Nearly four and a half months and the tiny house was finally ready to move to the site where I would live in it. We had done all the work that would need a table saw. Tim installed trim around the shower surround using wood cut from nicely seasoned wood from our old deck. While I installed a shelf dedicated to my printer that would get it off my desk. And a short closet pole installed under the ladder for my coat closet. In the every inch counts department I added a shelf to the back of my desk behind the supporting cross piece. This shelf would hold all the wiring to my office equipment off the floor. I cut it from a door and the hole where the doorknob would go I placed so the cable to the power strip could fit through it. I also took the trouble to cut the printer shelf so I could fit the power cable up behind it at the corner. This kept any cables from having to be draped across my field of vision. Time consuming, but it was worth it.
Since the new site did not have quite the walk around access to the front door, I thought it would be prudent to move any large pieces of furniture into the house first.
Tim and I rented a pick-up truck and hitched up the tiny house. As we backed out we heard a bang inside the house. I thought I had secured all the furniture by wedging everything up against each other so there would be no movement. Looking inside I couldn't see anything amiss so we continued making our slow careful journey down the road with me driving behind to watch out for low hanging wires. Later I would discover that the bang had been the kitchen drawers sliding out over the shower pan. There being nothing to keep them closed, but no harm done.
Despite nearing rush hour traffic we made the short journey without annoying anyone. The challenging bit was backing the house into the tight space, but Tim was adept at this once I became his eyes. Luckily there was no traffic in the street as I stood out there with my white hard hat on playing the part of the construction boss. This may have eased our delivery when the local sheriff cruised by, stopped to talk to some neighbors catty corner from us and then left when it became clear what we were doing. We had had to cut some more of the bottle brush for clearance, but other than that my site prep had been perfect. The trellis had been cut back to allow for the door to open just enough though the door did touch the trellis when open. The ground underneath the house I had covered with pea gravel.
Once positioned I was pleased to see that there was four feet of space between the house and the fence. A comfortable distance. And on the other side almost as much under the canopy of the tall bottle brush. These bushes would shield the house from view from the main house despite the height of the roof. In fact you could really only see the house from directly across the street and for a few car lengths down from the gate in the fence. The whole move had only taken us an hour.
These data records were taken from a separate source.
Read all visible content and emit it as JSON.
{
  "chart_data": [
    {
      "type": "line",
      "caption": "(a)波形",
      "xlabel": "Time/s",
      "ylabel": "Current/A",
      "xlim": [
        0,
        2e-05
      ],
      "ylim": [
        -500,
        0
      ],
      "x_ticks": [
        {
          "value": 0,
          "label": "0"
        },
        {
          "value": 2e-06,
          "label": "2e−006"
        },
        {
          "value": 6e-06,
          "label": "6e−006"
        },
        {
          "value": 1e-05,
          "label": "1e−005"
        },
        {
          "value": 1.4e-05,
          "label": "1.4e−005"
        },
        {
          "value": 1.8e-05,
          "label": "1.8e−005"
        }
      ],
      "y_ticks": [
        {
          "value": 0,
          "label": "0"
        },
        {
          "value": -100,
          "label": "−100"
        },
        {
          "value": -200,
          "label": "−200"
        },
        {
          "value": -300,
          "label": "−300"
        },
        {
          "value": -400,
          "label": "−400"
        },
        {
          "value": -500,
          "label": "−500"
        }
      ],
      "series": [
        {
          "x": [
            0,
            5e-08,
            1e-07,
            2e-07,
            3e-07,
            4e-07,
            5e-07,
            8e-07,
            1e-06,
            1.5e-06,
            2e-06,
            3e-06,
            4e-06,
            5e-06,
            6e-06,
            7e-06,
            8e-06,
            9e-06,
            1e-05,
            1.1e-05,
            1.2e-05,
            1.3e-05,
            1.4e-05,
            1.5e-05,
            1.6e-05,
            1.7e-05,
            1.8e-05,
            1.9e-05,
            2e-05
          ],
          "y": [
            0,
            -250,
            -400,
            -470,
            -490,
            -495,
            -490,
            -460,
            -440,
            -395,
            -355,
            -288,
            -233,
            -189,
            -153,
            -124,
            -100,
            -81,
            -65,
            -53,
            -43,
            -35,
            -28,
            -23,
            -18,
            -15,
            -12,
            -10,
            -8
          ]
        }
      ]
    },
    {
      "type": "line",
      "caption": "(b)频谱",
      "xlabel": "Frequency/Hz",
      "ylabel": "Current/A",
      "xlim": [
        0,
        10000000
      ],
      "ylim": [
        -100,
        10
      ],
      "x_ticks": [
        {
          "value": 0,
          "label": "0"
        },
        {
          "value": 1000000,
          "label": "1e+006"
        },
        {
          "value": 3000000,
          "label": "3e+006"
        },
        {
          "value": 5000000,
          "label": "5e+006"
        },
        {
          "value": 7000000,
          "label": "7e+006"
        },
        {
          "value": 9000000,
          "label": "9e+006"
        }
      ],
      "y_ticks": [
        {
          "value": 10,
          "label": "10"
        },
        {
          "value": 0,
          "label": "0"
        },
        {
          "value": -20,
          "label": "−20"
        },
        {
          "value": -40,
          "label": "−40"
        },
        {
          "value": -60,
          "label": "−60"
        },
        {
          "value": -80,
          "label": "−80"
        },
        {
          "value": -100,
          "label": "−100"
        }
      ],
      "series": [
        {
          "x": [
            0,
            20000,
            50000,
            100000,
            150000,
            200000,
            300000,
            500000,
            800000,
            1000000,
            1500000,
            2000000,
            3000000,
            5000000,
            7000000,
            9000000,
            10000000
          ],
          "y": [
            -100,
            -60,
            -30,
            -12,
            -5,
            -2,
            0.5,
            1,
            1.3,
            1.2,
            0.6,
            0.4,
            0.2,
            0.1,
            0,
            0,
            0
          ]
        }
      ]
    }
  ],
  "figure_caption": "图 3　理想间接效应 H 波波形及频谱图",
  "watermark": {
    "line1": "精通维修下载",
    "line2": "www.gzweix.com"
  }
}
Later when a friend came to visit I told her she would be able to see the house over the fence when she drove down the street, but when I opened the gate for her she wasn't there. It turned out there was another tiny house visible above a fence just a block away and she had parked there. It was a tree house she had mistaken for my house. Quite a finished looking structure with a peaked roof and real windows. That made me feel more comfortable about adjunct buildings in the neighborhood.